7. Invert Screen Colors
Working at Barrel, or any other office, means staring at a computer screen for eight or more hours on most days. Your body – mostly your butt, wrists, and eyes – will start to protest after a while. Taking walks and stretching helps any stiffness you have from sitting so long, but it doesn’t do much for your eyes.
In order to give your eyes a break every once in a while, you can invert all the colors on your screen by using Command + Option + Control + 8. After looking at black text on a white background for a few hours, it’s refreshing to see the opposite: white on black. Designers may be out of luck if they’re working on color palettes, but everybody else will love it!
I wish I could give you a screenshot of the inverted screen, but my Mac won’t let me.

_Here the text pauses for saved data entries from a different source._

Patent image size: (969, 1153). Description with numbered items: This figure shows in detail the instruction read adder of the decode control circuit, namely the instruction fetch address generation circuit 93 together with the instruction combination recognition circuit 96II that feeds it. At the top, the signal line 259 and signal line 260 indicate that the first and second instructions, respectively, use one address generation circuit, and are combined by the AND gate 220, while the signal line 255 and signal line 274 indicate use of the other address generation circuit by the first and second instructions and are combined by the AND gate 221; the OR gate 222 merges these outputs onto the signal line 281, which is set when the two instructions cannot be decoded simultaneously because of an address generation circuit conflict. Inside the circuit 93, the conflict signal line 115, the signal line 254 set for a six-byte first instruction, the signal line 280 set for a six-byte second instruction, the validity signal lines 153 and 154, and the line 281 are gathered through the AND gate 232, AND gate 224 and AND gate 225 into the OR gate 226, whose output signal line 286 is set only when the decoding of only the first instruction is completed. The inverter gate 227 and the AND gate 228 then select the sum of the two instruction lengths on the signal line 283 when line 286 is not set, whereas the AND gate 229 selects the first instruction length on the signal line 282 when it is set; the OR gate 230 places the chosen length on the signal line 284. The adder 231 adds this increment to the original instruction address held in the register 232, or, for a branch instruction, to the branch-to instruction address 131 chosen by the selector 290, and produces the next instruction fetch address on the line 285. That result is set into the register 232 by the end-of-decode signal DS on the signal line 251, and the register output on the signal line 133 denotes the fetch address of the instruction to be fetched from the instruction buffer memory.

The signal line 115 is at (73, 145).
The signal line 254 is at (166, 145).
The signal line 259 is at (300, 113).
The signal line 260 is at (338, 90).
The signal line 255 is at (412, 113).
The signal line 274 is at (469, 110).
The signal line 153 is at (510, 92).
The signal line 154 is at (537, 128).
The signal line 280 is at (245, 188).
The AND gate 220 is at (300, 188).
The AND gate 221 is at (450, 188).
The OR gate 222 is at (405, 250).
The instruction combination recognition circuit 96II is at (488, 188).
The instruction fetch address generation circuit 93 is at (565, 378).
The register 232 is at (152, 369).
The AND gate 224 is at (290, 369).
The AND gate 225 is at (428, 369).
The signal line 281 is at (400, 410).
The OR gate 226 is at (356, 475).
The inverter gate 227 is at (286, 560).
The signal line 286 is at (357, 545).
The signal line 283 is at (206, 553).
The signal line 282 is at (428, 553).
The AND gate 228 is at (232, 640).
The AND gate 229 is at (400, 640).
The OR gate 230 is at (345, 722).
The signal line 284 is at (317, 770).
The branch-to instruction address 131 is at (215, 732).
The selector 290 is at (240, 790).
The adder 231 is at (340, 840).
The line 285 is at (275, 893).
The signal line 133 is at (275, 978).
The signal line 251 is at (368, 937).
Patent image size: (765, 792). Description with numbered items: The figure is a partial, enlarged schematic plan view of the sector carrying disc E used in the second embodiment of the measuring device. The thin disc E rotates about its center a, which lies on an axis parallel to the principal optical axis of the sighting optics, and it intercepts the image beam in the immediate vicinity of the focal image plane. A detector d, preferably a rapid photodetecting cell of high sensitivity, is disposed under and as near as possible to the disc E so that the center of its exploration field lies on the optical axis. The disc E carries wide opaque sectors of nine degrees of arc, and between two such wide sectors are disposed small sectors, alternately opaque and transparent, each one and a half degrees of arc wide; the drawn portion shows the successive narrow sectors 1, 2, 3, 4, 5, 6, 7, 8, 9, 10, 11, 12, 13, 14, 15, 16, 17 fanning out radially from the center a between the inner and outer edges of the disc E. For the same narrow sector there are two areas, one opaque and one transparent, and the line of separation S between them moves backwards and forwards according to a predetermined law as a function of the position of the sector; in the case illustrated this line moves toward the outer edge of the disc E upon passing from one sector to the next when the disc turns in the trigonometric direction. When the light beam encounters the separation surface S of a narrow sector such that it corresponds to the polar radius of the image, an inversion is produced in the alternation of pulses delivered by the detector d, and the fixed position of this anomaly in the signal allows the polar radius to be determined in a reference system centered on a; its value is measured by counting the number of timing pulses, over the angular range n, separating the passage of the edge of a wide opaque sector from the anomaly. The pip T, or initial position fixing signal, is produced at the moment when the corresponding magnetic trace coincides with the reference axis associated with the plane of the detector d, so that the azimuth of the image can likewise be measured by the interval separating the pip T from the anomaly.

Maybe there’s a shortcut I’m missing.
8. Shortcuts You Might Have Known
Part of my PC-to-Mac adjustment phase (not that it’s completely over) consisted of re-learning my favorite keyboard shortcuts that I use on the PC. Here are some great time-saving keyboard shortcuts you might know already, but are incredibly useful things to learn if you don’t.
Command + Option + Esc - Brings up the force quit dialog when something crashes
Command + Q - Quit application
Command + R - Refresh
Command + Delete - Move something to trash
Command + W - Close window
Command + Option + W - Close all windows
Command + H - Hide window
Command + Option + H - Hide other windows
F10 - Show all windows for current application
F12 - Shows dashboard
I hope you’ve found some keyboard shortcuts that will make your life a little easier. Feel free to share some of the shortcuts you love in the comments.